THOMSON: Something like that. There's no state income tax or sales tax. The huge majority of the state's income comes from oil revenues. And the end is in sight for Prudhoe Bay, and Alaskans are starting to get nervous. Their Republican delegation has been beating down the doors of the Arctic National Wildlife Reserve, trying to get in there. Meanwhile, there's a Democratic governor, and he's very pro-oil as well. He's convinced that Alaska can do oil development right, as he likes to put it. There is some talk that the Clinton Administration wants to do the governor, Tony Knowles, a favor, by giving him what the Republicans have been unable to get, which is more oil for the state of Alaska. Governor Knowles and Secretary Babbitt say that's just not true, but it's just a logical time to start looking in the area.
CURWOOD: So, what do you think? Which way do you think the Secretary is leaning on this?
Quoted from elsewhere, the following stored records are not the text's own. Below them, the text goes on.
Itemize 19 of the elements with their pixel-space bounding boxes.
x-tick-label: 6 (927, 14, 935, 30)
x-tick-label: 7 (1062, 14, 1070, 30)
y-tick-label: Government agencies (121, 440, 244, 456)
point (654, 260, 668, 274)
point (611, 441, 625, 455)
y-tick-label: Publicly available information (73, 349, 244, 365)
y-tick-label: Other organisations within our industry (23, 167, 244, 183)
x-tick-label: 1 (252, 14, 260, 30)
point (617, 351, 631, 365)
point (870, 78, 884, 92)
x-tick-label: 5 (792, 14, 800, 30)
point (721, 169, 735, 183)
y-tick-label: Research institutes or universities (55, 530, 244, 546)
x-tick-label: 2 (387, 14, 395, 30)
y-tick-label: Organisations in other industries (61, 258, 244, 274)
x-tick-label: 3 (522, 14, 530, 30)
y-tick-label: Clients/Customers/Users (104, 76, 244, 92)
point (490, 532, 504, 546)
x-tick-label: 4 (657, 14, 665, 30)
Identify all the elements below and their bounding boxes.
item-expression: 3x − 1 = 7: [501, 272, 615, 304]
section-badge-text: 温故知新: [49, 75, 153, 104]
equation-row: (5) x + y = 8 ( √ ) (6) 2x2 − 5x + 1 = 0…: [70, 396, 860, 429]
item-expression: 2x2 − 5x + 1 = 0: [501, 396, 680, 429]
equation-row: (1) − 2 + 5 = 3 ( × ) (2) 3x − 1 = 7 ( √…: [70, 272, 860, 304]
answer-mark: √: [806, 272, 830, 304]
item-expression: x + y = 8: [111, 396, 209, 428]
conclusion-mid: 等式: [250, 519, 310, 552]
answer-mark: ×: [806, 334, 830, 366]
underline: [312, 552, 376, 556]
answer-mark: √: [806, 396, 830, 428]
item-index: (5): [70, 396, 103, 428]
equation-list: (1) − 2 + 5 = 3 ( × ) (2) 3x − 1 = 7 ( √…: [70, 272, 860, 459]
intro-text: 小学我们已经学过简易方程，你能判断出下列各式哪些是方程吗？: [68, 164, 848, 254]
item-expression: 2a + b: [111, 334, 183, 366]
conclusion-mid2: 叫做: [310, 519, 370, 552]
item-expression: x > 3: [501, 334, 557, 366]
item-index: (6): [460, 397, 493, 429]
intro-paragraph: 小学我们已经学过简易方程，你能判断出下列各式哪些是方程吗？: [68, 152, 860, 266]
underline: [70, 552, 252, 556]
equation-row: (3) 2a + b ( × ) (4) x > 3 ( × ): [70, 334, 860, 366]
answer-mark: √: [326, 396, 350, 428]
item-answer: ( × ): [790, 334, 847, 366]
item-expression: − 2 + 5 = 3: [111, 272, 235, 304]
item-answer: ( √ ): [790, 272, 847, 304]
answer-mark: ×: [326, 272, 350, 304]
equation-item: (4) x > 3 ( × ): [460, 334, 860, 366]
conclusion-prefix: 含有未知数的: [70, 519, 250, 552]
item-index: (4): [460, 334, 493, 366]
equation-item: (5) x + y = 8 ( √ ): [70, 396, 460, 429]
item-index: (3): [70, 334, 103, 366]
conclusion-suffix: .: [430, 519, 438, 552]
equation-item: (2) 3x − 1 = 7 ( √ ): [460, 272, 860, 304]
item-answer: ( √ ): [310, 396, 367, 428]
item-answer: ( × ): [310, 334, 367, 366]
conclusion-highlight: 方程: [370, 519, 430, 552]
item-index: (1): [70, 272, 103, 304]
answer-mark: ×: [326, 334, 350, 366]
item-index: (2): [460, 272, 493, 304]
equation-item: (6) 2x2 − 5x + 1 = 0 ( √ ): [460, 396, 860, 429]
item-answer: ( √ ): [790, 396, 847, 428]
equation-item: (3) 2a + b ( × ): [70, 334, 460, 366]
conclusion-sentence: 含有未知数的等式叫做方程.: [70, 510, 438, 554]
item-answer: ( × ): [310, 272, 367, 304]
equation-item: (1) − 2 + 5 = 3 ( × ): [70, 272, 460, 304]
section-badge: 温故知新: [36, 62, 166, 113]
THOMSON: Well, for the record, he says he stands absolutely perpendicular on the issue. That he has not made up his mind one way or the other. And I really don't think he has, but he did say several things repeatedly, which I think are important to mention. He's very impressed with the oil companies' success in reducing their impact on the land. He's at least as impressed by the subsistence culture of the Eskimos and the need to preserve the wildlife that that depends on. And he repeated several times that he was less convinced by the oil companies' assurances that they could develop there without harm than the Eskimos themselves were. I don't think it's a foregone conclusion that we're going to see drilling there. The Secretary could have made this decision very quietly. He could have commissioned an environmental impact study be done by agency folks in Alaska. He could have stayed home in Washington and not drawn much attention to it. But he went to Alaska, and he decided to make a big issue out of it.
CURWOOD: How soon does he decide?
THOMSON: Well, officially the process is going to take about another year. There's a draft environmental impact statement due out this fall, then 9 months of comment, review, etc. Decision expected next August. Most of the communities up there, though, while they support drilling, don't want to go so fast. The environmentalists certainly don't want to go so fast at all, so it could take a lot longer than a year.
CURWOOD: Hey, Peter, thanks for taking this time with us. We're all looking forward to the documentary you're going to produce on this material in the next few weeks.
THOMSON: Okay. Thanks, Steve.
CURWOOD: Peter Thomson is Living on Earth's western bureau chief, speaking with us from San Francisco.